Fortunately, the Dalton-based Northwest Georgia Healthcare Partnership has received a $25,000 grant from the Georgia Center for Oncology Research and Education (Georgia CORE) to fund mammograms for women in Whitfield and Murray counties who don't have health insurance.
"The state has a special license plate to support breast cancer awareness," said Greg Dent, executive director of the partnership. "If you buy that license plate, $22 of the $25 goes to breast cancer treatment. CORE gives that out as grants."
Dent says the grant the partnership received will go exclusively to screenings for uninsured women.
"We will do screening mammograms, diagnostic mammograms," he said. "If there's an ultrasound needed, we will do that. And if a biopsy is needed, we will do that."
If the tests detect cancer, the women will be eligible for the Georgia Breast and Cervical Cancer Program.
"Georgia has a breast cancer Medicaid program that will pay the hospital and doctors for any surgery or other treatment," Dent said. "Everything up to the diagnosis we can pay for. We can pay for approximately 200 mammograms. But this is part of a larger women's health program we have. We also get funding from the Susan G. Komen Breast Cancer Foundation. Between the two sources of funding, we will be able to do about 350 mammograms."

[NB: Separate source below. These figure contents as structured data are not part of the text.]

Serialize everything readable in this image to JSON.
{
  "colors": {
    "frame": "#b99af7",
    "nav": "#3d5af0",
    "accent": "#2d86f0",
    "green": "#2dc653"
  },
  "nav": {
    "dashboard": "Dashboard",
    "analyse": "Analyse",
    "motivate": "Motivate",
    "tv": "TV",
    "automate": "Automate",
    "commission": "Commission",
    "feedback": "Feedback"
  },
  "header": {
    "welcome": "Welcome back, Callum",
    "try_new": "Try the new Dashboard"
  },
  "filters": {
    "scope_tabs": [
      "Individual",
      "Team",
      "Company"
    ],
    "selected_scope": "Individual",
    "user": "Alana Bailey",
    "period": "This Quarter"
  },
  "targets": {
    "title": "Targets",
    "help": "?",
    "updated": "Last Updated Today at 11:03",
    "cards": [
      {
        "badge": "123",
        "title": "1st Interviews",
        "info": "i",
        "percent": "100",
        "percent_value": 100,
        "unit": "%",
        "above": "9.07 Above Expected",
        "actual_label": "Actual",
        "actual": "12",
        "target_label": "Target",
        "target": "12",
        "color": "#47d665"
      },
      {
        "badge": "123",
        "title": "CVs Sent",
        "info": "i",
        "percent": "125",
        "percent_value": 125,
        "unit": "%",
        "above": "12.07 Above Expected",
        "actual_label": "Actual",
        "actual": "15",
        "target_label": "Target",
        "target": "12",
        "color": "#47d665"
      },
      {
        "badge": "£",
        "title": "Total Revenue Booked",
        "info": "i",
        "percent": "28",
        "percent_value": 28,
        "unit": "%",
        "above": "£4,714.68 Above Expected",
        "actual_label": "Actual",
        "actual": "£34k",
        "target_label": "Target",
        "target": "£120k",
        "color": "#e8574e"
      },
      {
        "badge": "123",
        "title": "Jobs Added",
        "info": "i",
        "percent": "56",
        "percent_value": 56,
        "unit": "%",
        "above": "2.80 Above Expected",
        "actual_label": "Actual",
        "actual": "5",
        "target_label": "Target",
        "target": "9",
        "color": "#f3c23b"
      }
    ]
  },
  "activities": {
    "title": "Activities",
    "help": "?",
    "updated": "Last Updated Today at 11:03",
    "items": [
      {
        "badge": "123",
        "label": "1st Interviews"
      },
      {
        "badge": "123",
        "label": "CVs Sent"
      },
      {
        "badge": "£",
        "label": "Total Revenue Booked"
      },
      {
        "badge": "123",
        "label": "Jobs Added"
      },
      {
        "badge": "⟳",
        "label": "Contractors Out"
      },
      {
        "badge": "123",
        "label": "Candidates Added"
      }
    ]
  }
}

Dent says Hamilton Health Care System has teamed up with the partnership in the program by providing them with a discounted rate on mammograms to make their funds go further.
"Hamilton is happy to be working with the Healthcare Partnership on this mammogram initiative," said Sandy McKenzie, Hamilton's chief operating officer. "It's a way that we can support this community by helping the Partnership provide as many mammograms as possible to those who might not get tested because of the lack of insurance."